Wichtigstes Vorbild für die „Entbaathifizierung“ des Lebens im Irak ist für die Exilanten „Post-War-Germany“. Bei aller Klarheit fehlt dem Report doch der „Brickner-Aspekt“: die sozialpsychologische Analyse dessen, wie es möglich war, dass so viele Menschen sich mit absoluter Repression und Führerkult arrangiert haben. Kanan Makiya beklagt in der aktuellen „Zeit“, dass die USA bisher wenig Zeit damit verbringen, mit Exilirakern die Zukunft von deren Land zu diskutieren. Erst jetzt hat sich die Haltung etwas geändert: „Angesichts der geringen internationalen Hilfe hat die Regierung offenbar erkannt, dass sie es sich nicht leisten kann, auch noch die Unterstützung der irakischen Opposition zu verlieren.“

Nachkrieg damals, Nachkrieg heute: Die Ziele sind dieselben geblieben, die Stile nicht.
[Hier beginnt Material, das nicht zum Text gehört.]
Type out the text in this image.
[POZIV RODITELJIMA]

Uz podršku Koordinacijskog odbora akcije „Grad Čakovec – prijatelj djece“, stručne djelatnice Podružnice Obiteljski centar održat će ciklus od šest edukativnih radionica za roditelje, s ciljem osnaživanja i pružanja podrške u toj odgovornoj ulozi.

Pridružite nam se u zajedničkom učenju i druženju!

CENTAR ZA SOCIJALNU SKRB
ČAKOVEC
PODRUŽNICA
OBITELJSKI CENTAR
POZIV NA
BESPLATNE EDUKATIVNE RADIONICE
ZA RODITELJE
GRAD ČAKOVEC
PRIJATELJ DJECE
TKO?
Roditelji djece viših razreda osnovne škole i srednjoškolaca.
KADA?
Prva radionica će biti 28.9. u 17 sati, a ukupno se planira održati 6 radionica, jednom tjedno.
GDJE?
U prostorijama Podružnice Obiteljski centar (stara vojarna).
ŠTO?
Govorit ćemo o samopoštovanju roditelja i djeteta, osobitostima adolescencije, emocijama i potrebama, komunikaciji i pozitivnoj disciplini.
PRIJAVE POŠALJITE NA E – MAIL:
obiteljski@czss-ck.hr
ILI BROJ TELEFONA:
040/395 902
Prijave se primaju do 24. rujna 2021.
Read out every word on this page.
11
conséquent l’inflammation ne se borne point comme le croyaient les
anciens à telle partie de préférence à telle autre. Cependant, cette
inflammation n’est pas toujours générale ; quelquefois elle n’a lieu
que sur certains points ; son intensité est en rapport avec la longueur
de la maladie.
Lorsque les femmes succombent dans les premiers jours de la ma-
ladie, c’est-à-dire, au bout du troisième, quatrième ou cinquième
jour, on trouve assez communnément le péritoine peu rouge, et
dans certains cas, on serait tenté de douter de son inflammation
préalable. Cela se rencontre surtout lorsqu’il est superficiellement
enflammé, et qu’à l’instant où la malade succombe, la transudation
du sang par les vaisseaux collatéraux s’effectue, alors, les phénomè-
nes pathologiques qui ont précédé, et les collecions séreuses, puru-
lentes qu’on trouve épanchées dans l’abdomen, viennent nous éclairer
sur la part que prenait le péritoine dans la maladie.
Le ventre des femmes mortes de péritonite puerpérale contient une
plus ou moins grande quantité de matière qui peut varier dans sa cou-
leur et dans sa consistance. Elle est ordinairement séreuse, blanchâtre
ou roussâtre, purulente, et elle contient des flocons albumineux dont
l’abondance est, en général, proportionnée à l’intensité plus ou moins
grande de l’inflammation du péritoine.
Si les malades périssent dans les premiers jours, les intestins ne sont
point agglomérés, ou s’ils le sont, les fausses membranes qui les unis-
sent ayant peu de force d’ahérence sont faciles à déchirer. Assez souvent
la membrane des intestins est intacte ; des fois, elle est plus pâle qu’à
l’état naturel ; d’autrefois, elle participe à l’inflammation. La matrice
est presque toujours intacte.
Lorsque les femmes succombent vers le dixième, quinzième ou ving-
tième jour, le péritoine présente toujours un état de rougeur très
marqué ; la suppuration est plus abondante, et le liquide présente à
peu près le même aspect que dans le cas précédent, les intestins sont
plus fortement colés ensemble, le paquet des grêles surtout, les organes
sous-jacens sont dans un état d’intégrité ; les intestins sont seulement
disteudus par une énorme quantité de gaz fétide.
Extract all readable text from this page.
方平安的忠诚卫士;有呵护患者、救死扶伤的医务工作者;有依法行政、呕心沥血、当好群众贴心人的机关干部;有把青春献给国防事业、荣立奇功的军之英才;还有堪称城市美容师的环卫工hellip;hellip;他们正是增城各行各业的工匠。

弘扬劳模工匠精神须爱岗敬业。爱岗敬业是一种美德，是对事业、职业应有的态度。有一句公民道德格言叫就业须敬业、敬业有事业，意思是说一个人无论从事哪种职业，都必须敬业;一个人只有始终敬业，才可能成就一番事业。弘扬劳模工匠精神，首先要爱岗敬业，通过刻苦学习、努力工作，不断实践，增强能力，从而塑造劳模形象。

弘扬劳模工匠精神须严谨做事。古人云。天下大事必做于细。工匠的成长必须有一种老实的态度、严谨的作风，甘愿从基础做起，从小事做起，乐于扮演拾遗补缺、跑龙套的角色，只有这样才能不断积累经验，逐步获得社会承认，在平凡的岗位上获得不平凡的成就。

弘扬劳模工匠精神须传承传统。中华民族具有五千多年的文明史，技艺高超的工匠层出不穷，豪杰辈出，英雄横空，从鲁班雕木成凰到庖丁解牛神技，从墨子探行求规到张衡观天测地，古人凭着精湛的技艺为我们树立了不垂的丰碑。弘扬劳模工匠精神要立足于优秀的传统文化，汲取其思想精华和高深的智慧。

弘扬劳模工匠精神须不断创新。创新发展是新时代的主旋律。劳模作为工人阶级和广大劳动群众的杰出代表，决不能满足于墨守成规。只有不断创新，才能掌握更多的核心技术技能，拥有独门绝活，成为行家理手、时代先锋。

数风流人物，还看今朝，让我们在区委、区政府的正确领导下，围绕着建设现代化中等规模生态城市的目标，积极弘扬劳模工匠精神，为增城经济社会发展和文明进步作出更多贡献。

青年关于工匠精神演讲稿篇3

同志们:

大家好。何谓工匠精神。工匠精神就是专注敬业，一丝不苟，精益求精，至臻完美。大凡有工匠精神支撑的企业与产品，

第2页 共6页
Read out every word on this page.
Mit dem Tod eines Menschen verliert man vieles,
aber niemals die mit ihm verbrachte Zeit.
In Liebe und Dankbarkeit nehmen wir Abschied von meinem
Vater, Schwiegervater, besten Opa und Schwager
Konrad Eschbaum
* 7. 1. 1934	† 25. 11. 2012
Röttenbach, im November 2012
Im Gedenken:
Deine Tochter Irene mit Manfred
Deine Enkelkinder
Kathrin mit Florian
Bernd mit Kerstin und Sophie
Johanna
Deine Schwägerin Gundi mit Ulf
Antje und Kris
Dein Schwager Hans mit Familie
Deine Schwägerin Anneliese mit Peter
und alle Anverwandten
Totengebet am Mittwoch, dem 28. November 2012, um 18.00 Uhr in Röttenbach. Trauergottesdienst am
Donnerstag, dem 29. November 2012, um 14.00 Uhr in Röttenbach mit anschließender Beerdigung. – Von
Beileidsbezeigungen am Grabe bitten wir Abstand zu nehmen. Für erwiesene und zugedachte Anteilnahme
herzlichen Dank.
Doch brauchen wird der Nachkriegs-Irak die Amerikaner: als die Engagiertesten und die Reichsten. Es ginge also darum, der Washingtoner Elite von heute etwas von dem Geist des Washington von damals zu vermitteln – in modernisierter Form. Das könnten, wieder, nur die Sozialwissenschaftler und die Exilanten.

Im Chaos erster Nachkriegsmonate ist Durchgreifen unerlässlich. Daher rührt die Skepsis von Colin Powell oder Donald Rumsfeld, mit zögerlichen, zerstrittenen Partnern debattieren zu müssen wie in Bosnien. Zeit ist nicht zu verlieren, auch das empfahl man damals: Sofort, mitten im ersten Schock, muss die Neuordnung einsetzen. Und: Behutsamer Umgang mit den „Patienten“ war empfohlen worden, sonst seien sie renitent.

Vieles lief dennoch schief. Bei der Entnazifizierung erwies es sich als schwierig, den Filz von Machern und Mitläufern zu durchschauen. Die zuerst zu 70 bis 80 Prozent entlassenen Volksschullehrer musste man schon Ende 1945 dann doch wieder einstellen – es gab zu wenige andere. Aber die Sozialwissenschaft Amerikas hatte zentral dazu beigetragen, dass es in Deutschland wie in Japan nicht zu illegalen Racheaktionen und zu übergroßer Belastung der Bevölkerung kam, und dass im Lauf der Jahre ein echter Wandel stattfand.

Autoritäre Regimes funktionieren noch immer nach den von Brickner analysierten Prinzipien. Rhetorische Volten der Paranoia, wie Brickner sie nennt, sind überall zu hören. Der ägyptische Sänger Shabaan Abdel Rahim landete nicht nur in Kairo, sondern in der gesamten arabischen Welt mit seinem Song „Ich hasse Israel“ einen Hit.

Solche Phänomene gilt es, mit dem besseren wissenschaftlichen Instrumentarium von heute, und jenseits des Ressentiments, zu erfassen. Erst recht, wenn es darum geht, auch schwer wiegende Mentalitätsunterschiede zu überwinden. Dazu gehört als Minimum, wovon der britische Ausbilder spricht: den Anderen ohne Sonnenbrille in die Augen zu sehen. Und sich selbst.